It’s been a long time since my last post. I had a great time at my village, Deirmimas, enjoyed the family time. Back to Toronto, two great news, first, we moved to a new place, a very nice cosy, bright place; the second news is that I’m enrolled now in a baking and pastry program. Yes, I’m back to school, and finally doing what I wanted, learning and baking. It’s a very energetic, fun place to be. School is taking up most of my time so I haven’t been able to cook or bake at home.

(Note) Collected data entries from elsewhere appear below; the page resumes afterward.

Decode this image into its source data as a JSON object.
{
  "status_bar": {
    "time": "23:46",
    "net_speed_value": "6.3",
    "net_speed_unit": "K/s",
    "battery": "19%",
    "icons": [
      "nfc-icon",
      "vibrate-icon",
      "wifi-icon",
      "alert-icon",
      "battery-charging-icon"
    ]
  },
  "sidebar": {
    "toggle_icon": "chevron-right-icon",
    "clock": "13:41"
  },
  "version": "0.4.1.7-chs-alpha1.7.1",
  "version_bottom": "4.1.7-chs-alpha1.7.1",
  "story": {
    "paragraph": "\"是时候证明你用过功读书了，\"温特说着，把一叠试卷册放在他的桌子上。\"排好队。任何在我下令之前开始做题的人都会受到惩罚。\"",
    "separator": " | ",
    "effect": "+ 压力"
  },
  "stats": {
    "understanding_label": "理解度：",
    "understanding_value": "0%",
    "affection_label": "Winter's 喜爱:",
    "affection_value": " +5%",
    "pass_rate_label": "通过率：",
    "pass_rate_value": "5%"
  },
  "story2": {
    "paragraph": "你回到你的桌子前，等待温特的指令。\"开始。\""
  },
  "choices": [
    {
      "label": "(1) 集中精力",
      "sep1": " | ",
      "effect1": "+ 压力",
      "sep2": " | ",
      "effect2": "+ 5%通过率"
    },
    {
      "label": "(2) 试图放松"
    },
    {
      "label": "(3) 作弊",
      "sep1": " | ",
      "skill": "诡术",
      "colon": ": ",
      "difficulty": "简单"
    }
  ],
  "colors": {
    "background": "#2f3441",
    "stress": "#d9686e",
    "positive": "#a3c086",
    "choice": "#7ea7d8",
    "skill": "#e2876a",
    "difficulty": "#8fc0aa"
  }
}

But I’ve been meaning to cook a Lebanese dish called Shawarma, a recipe I got from mom. It ‘s a beef strips marinated in wine and spices, served with Lebanese bread and a tahini dip. It’s a very rich, aromatic, flavourful dish. So delicious. I hope you try it and tell me what you think.
Cloves, mastic, black peppers, cardamom
– 1 kilo lean beef strips
– 1 cup red wine
– whole black pepper, cardamom, cloves, mastic, crushed and mixed in a mortar
– ground cinnamon, salt
– half cup olive oil
– half cup red vinegar
– 1-2 onions, cut in quarters
– 2-3 tomatoes, cut in quarters
-2 small garlic cloves, crushed
– juice of a lemon
– 1 cup sesame paste
-a little water
Mix the garlic, lemon and salt, then stir in the tahini and some water to loosen it a bit.
In a big bowl, mix the beef with the spices, oil, vinegar and wine. Then toss in the onions and tomatoes, cover and refrigerate over night or a day ahead.
Preheat the oven to 200 C, cook the beef for around 40-50 minutes. Serve with Lebanese pita bread and dip in tahini sauce. Enjoy.